An unnamed U.S. official told The New York Times the killings were a result of "a combination of stress, alcohol and domestic issues - he just snapped."
Asked about the Times report, Browne said he did not know about alcohol and acknowledged that stress was a factor, but he dismissed the domestic issue as "nonsense."
Browne said he had not discussed details of the incident with his client but added that the man's unit had sustained casualties about the time of the civilian killings.
"I don't know if I'd call them friends, but other people deployed in that base were seriously injured and/or killed shortly before these allegations," he said.
Browne would not go into specifics about the identity or well-being of his client. He said only that he was originally from the U.S. Midwest and was at the moment "more shocked than anything."

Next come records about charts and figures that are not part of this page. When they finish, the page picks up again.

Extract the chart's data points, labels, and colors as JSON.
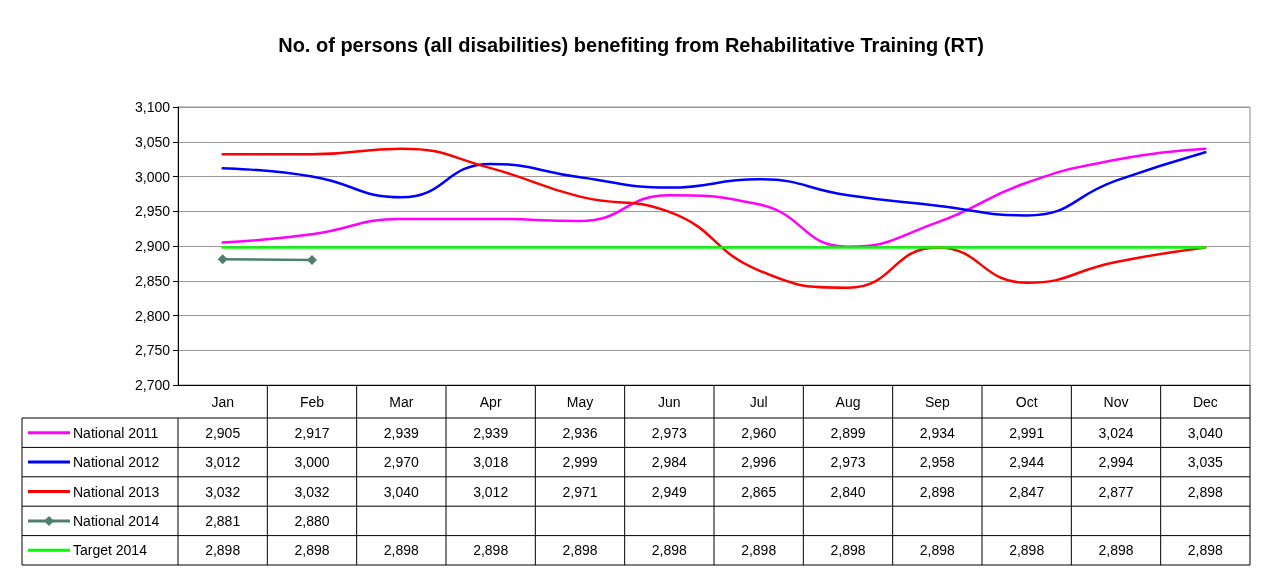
{
  "chart_data": {
    "type": "line",
    "title": "No. of persons (all disabilities) benefiting from Rehabilitative Training (RT)",
    "categories": [
      "Jan",
      "Feb",
      "Mar",
      "Apr",
      "May",
      "Jun",
      "Jul",
      "Aug",
      "Sep",
      "Oct",
      "Nov",
      "Dec"
    ],
    "series": [
      {
        "name": "National 2011",
        "color": "#ff00ff",
        "values": [
          2905,
          2917,
          2939,
          2939,
          2936,
          2973,
          2960,
          2899,
          2934,
          2991,
          3024,
          3040
        ],
        "value_labels": [
          "2,905",
          "2,917",
          "2,939",
          "2,939",
          "2,936",
          "2,973",
          "2,960",
          "2,899",
          "2,934",
          "2,991",
          "3,024",
          "3,040"
        ]
      },
      {
        "name": "National 2012",
        "color": "#0000ff",
        "values": [
          3012,
          3000,
          2970,
          3018,
          2999,
          2984,
          2996,
          2973,
          2958,
          2944,
          2994,
          3035
        ],
        "value_labels": [
          "3,012",
          "3,000",
          "2,970",
          "3,018",
          "2,999",
          "2,984",
          "2,996",
          "2,973",
          "2,958",
          "2,944",
          "2,994",
          "3,035"
        ]
      },
      {
        "name": "National 2013",
        "color": "#ff0000",
        "values": [
          3032,
          3032,
          3040,
          3012,
          2971,
          2949,
          2865,
          2840,
          2898,
          2847,
          2877,
          2898
        ],
        "value_labels": [
          "3,032",
          "3,032",
          "3,040",
          "3,012",
          "2,971",
          "2,949",
          "2,865",
          "2,840",
          "2,898",
          "2,847",
          "2,877",
          "2,898"
        ]
      },
      {
        "name": "National 2014",
        "color": "#4f7f6f",
        "marker": "diamond",
        "values": [
          2881,
          2880,
          null,
          null,
          null,
          null,
          null,
          null,
          null,
          null,
          null,
          null
        ],
        "value_labels": [
          "2,881",
          "2,880",
          null,
          null,
          null,
          null,
          null,
          null,
          null,
          null,
          null,
          null
        ]
      },
      {
        "name": "Target 2014",
        "color": "#00ff00",
        "values": [
          2898,
          2898,
          2898,
          2898,
          2898,
          2898,
          2898,
          2898,
          2898,
          2898,
          2898,
          2898
        ],
        "value_labels": [
          "2,898",
          "2,898",
          "2,898",
          "2,898",
          "2,898",
          "2,898",
          "2,898",
          "2,898",
          "2,898",
          "2,898",
          "2,898",
          "2,898"
        ]
      }
    ],
    "ylim": [
      2700,
      3100
    ],
    "yticks": [
      {
        "value": 2700,
        "label": "2,700"
      },
      {
        "value": 2750,
        "label": "2,750"
      },
      {
        "value": 2800,
        "label": "2,800"
      },
      {
        "value": 2850,
        "label": "2,850"
      },
      {
        "value": 2900,
        "label": "2,900"
      },
      {
        "value": 2950,
        "label": "2,950"
      },
      {
        "value": 3000,
        "label": "3,000"
      },
      {
        "value": 3050,
        "label": "3,050"
      },
      {
        "value": 3100,
        "label": "3,100"
      }
    ],
    "grid": "y",
    "legend": "bottom",
    "marker": "none",
    "line_style": "solid"
  }
}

The death penalty had been discussed with Army lawyers, said Browne, and was still on the table as a possible sentence.
Lieutenant Colonel Gary Dangerfield, a spokesman at the Lewis-McChord base, declined to comment on the case.
Details have dribbled out about the sergeant in the 2-3 Infantry, 3rd Stryker Brigade Combat Team, which is housed at Joint Base Lewis-McChord, near Seattle.
HEAD WOUND
The soldier served three tours in Iraq, where he received a head wound and lost part of one foot. He was not sure if he was ready for Afghanistan, the lawyer said. "He wasn't certain he was healthy enough. Physically, mostly," Browne said.
Browne, who represented U.S. serial killer Ted Bundy, described his client as an "exemplary" soldier and said the charges against him - and the man's name - may not be known for weeks.
He had joined the Army after the September 11, 2001, attacks on New York and Washington, D.C.
"He enlisted within a week of 9/11. He felt it was his duty to stand up for the United States," Browne said. The soldier met his wife online and they have a "very healthy marriage" and two children. The wife and the children, ages 3 and 4, have been moved to the Seattle-area military base for protection.
The unnamed U.S. staff sergeant is accused of killing the civilians in what witnesses described as a nighttime massacre near a U.S. base in Afghanistan's violent Kandahar province.
He arrived in Afghanistan in December and had been at the Belambai base since February 1.
Browne said that charges against his client would be filed "probably not sooner than a few weeks" and that his name would not be released before the charges.
The soldier is being held at a U.S. base in Kuwait, and it is not clear where or when a trial would be held, Browne said, but it would be under military rules.
The Times reported the military was preparing to move the soldier to a prison in the United States as early as Friday, most likely to Fort Leavenworth, Kansas.
There has been broad speculation that the sergeant could have been suffering from post-traumatic stress disorder, or PTSD. Browne did not rule that out.
Browne, known for a flamboyant courtroom manner and inventive legal mind, attempted to defend a local thief known as the "Barefoot Bandit" on the grounds that he was suffering from PTSD from an unsettled childhood.
"Barefoot Bandit" Colton Harris-Moore, 20, was sentenced to 6-1/2 years in prison in January for a two-year crime spree.